Synopses & Reviews
Why did Gandhi hate iodine (I, 53)? How did radium (Ra, 88) nearly ruin Marie Curie's reputation? And why is gallium (Ga, 31) the go-to element for laboratory pranksters?*
The Periodic Table is a crowning scientific achievement, but it's also a treasure trove of adventure, betrayal, and obsession. These fascinating tales follow every element on the table as they play out their parts in human history, and in the lives of the (frequently) mad scientists who discovered them. The Disappearing Spoon masterfully fuses science with the classic lore of invention, investigation, and discovery — from the Big Bang through the end of time.
*Though solid at room temperature, gallium is a moldable metal that melts at 84 degrees Fahrenheit. A classic science prank is to mold gallium spoons, serve them with tea, and watch guests recoil as their utensils disappear.
"Kean...unpacks the periodic table's bag of tricks with such aplomb and fascination that material normally as heavy as lead transmutes into gold." Entertainment Weekly
"Kean's writing sparks like small shocks...he gives science a whiz-bang verve so that every page becomes one you cannot wait to turn just to see what he's going reveal next." The Boston Globe
"[Kean turns] The Disappearing Spoon into a nonstop parade of lively science stories...ebullient." New York Times
"Kean's palpable enthusiasm and the thrill of knowledge and invention the book imparts can infect even the most right-brained reader." Miami Herald
"With a constant flow of fun facts bubbling to the surface, Kean writes with wit, flair, and authority in a debut that will delight even general readers." Publishers Weekly
"Nearly 150 years of wide-ranging science...and Kean makes it all interesting.

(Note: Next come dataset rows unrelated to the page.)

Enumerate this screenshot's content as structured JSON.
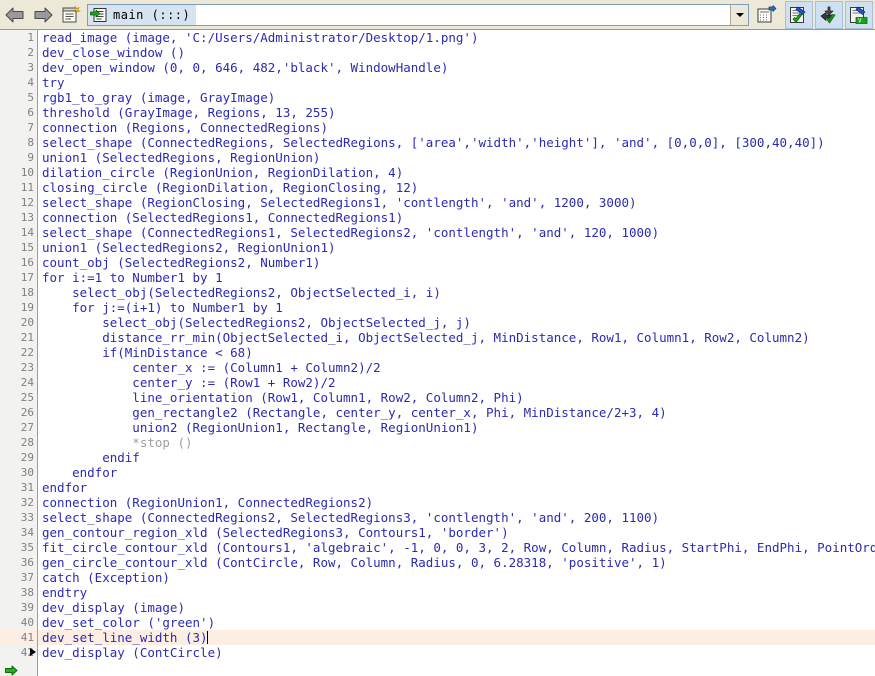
{
  "toolbar": {
    "back_label": "Back",
    "forward_label": "Forward",
    "procedures_label": "New Procedure",
    "combo": {
      "value": "main (:::)",
      "icon": "procedure-icon"
    },
    "insert_label": "Insert Operator",
    "buttons_right": [
      {
        "name": "execute-line-button",
        "label": "Execute Line"
      },
      {
        "name": "step-over-button",
        "label": "Step Over"
      },
      {
        "name": "step-into-button",
        "label": "Step Into"
      }
    ]
  },
  "editor": {
    "current_line": 41,
    "pc_line": 42,
    "lines": [
      {
        "n": 1,
        "text": "read_image (image, 'C:/Users/Administrator/Desktop/1.png')"
      },
      {
        "n": 2,
        "text": "dev_close_window ()"
      },
      {
        "n": 3,
        "text": "dev_open_window (0, 0, 646, 482,'black', WindowHandle)"
      },
      {
        "n": 4,
        "text": "try"
      },
      {
        "n": 5,
        "text": "rgb1_to_gray (image, GrayImage)"
      },
      {
        "n": 6,
        "text": "threshold (GrayImage, Regions, 13, 255)"
      },
      {
        "n": 7,
        "text": "connection (Regions, ConnectedRegions)"
      },
      {
        "n": 8,
        "text": "select_shape (ConnectedRegions, SelectedRegions, ['area','width','height'], 'and', [0,0,0], [300,40,40])"
      },
      {
        "n": 9,
        "text": "union1 (SelectedRegions, RegionUnion)"
      },
      {
        "n": 10,
        "text": "dilation_circle (RegionUnion, RegionDilation, 4)"
      },
      {
        "n": 11,
        "text": "closing_circle (RegionDilation, RegionClosing, 12)"
      },
      {
        "n": 12,
        "text": "select_shape (RegionClosing, SelectedRegions1, 'contlength', 'and', 1200, 3000)"
      },
      {
        "n": 13,
        "text": "connection (SelectedRegions1, ConnectedRegions1)"
      },
      {
        "n": 14,
        "text": "select_shape (ConnectedRegions1, SelectedRegions2, 'contlength', 'and', 120, 1000)"
      },
      {
        "n": 15,
        "text": "union1 (SelectedRegions2, RegionUnion1)"
      },
      {
        "n": 16,
        "text": "count_obj (SelectedRegions2, Number1)"
      },
      {
        "n": 17,
        "text": "for i:=1 to Number1 by 1"
      },
      {
        "n": 18,
        "text": "    select_obj(SelectedRegions2, ObjectSelected_i, i)"
      },
      {
        "n": 19,
        "text": "    for j:=(i+1) to Number1 by 1"
      },
      {
        "n": 20,
        "text": "        select_obj(SelectedRegions2, ObjectSelected_j, j)"
      },
      {
        "n": 21,
        "text": "        distance_rr_min(ObjectSelected_i, ObjectSelected_j, MinDistance, Row1, Column1, Row2, Column2)"
      },
      {
        "n": 22,
        "text": "        if(MinDistance < 68)"
      },
      {
        "n": 23,
        "text": "            center_x := (Column1 + Column2)/2"
      },
      {
        "n": 24,
        "text": "            center_y := (Row1 + Row2)/2"
      },
      {
        "n": 25,
        "text": "            line_orientation (Row1, Column1, Row2, Column2, Phi)"
      },
      {
        "n": 26,
        "text": "            gen_rectangle2 (Rectangle, center_y, center_x, Phi, MinDistance/2+3, 4)"
      },
      {
        "n": 27,
        "text": "            union2 (RegionUnion1, Rectangle, RegionUnion1)"
      },
      {
        "n": 28,
        "text": "            *stop ()",
        "comment": true
      },
      {
        "n": 29,
        "text": "        endif"
      },
      {
        "n": 30,
        "text": "    endfor"
      },
      {
        "n": 31,
        "text": "endfor"
      },
      {
        "n": 32,
        "text": "connection (RegionUnion1, ConnectedRegions2)"
      },
      {
        "n": 33,
        "text": "select_shape (ConnectedRegions2, SelectedRegions3, 'contlength', 'and', 200, 1100)"
      },
      {
        "n": 34,
        "text": "gen_contour_region_xld (SelectedRegions3, Contours1, 'border')"
      },
      {
        "n": 35,
        "text": "fit_circle_contour_xld (Contours1, 'algebraic', -1, 0, 0, 3, 2, Row, Column, Radius, StartPhi, EndPhi, PointOrder)"
      },
      {
        "n": 36,
        "text": "gen_circle_contour_xld (ContCircle, Row, Column, Radius, 0, 6.28318, 'positive', 1)"
      },
      {
        "n": 37,
        "text": "catch (Exception)"
      },
      {
        "n": 38,
        "text": "endtry"
      },
      {
        "n": 39,
        "text": "dev_display (image)"
      },
      {
        "n": 40,
        "text": "dev_set_color ('green')"
      },
      {
        "n": 41,
        "text": "dev_set_line_width (3)",
        "current": true
      },
      {
        "n": 42,
        "text": "dev_display (ContCircle)",
        "pc": true
      }
    ]
  },
  "colors": {
    "code_text": "#2b2bb0",
    "comment": "#a0a0a0",
    "gutter_bg": "#f2f2f0",
    "gutter_text": "#808080",
    "current_line_bg": "#fdeee3",
    "toolbar_bg": "#ece9d8",
    "combo_highlight": "#d6e4f2"
  }
}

Entertaining and enlightening." Kirkus
"Fascinating stories...Kean writes in a whimsical yet easy-to-read style." Library Journal
About the Author
Sam Kean spent years collecting mercury from broken thermometers as a kid, and now he is a writer in Washington, D.C. His work has appeared in the New York Times Magazine, Mental Floss, Slate, Air & Space/Smithsonian, and New Scientist. In 2009 he was a runner-up for the National Association of Science Writers' Evert Clark/Seth Payne Award for best science writer under the age of thirty. He currently writes for Science and is a 2009-2010 Middlebury Environmental Journalism fellow.